2012-03-22 / Community

Area superintendents comment on MEAP scores

With the recent public release of the latest Michigan Educational Assessment Program (MEAP) test results, and the state changes in cut scores, tightening the criteria for students to be deemed “proficient,” the Pioneer-Tribune asked Manistique Area Schools Superintendent Kathy McDonough and Big Bay de Noc Superintendent Bill Pistulka to discuss their view of the data.

McDonough said “The MEAP test is one snapshot taken on one day, and much can be going on for any given child on that one test day.”

McDonough said they can point to substantial progress, especially in reading, with weekly, bimonthly and quarterly DIBELS and AIMS Web data.

When you mix in the new cut scores, which raise the achievement bar, McDonough said the district is down, but going up even with that comparison. In addition, MAS was still either above or even in most areas, when compared to the results for the Delta-Schoolcraft Intermediate School District and the statewide numbers.

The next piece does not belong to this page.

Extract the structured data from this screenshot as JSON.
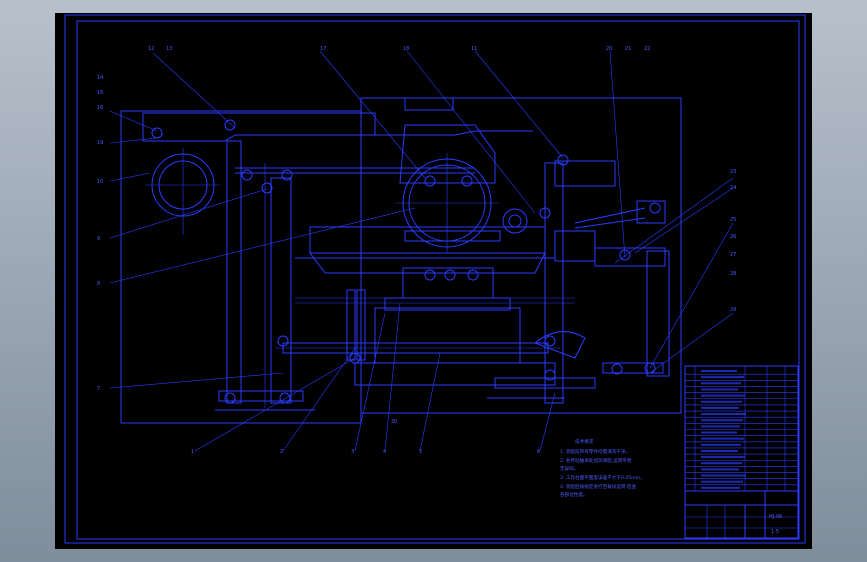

“We know where the weaknesses are and have begun to address those areas during our Wednesday morning professional development delayed starts and curriculum changes,” Mc- Donough said. “Public education continues to be subjected to legislated flat or lower funding; and, in some cases, unfunded mandates. In spite of all that the state throws at us, our teachers and support staff always has the academic needs and best interest of all children at heart.”

Pistulka said while there is always room for improvement, their MEAP scores have been consistent from year to year.

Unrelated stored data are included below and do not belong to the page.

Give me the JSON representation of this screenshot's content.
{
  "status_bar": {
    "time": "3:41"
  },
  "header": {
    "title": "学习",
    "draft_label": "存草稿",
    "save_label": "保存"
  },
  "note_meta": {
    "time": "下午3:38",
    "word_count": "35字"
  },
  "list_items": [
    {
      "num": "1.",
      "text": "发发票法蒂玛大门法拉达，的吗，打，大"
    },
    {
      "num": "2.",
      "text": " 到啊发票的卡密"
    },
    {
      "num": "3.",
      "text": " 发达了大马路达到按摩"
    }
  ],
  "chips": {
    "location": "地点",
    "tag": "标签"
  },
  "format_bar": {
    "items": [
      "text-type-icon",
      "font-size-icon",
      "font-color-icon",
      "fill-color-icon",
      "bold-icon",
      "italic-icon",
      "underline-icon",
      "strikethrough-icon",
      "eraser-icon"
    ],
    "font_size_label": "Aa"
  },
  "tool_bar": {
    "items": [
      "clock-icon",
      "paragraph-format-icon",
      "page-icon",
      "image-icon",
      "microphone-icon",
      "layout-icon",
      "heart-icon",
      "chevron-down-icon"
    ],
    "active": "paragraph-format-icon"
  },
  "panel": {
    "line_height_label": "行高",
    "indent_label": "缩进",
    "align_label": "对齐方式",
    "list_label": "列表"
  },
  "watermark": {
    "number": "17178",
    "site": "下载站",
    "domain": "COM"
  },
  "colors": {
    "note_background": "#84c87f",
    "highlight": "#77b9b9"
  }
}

With the No Child Left Behind, Michigan started at a higher level trying to reach 100 percent proficiency by 2014.

They (the state) now recognize that is not going to happen so they came back with the new cut scores, which is intended to set us up nationally not just in Michigan, its like we are starting over again.

While he said reading has improved, math and science scores are not where they would like.

“We knew prior to the MEAP results coming out that we needed to concentrate on improving math and science scores. It’s the area we are weakest in; plans are in place to deal with it. It is part of an ongoing effort here at Big Bay,” Pistulka commented.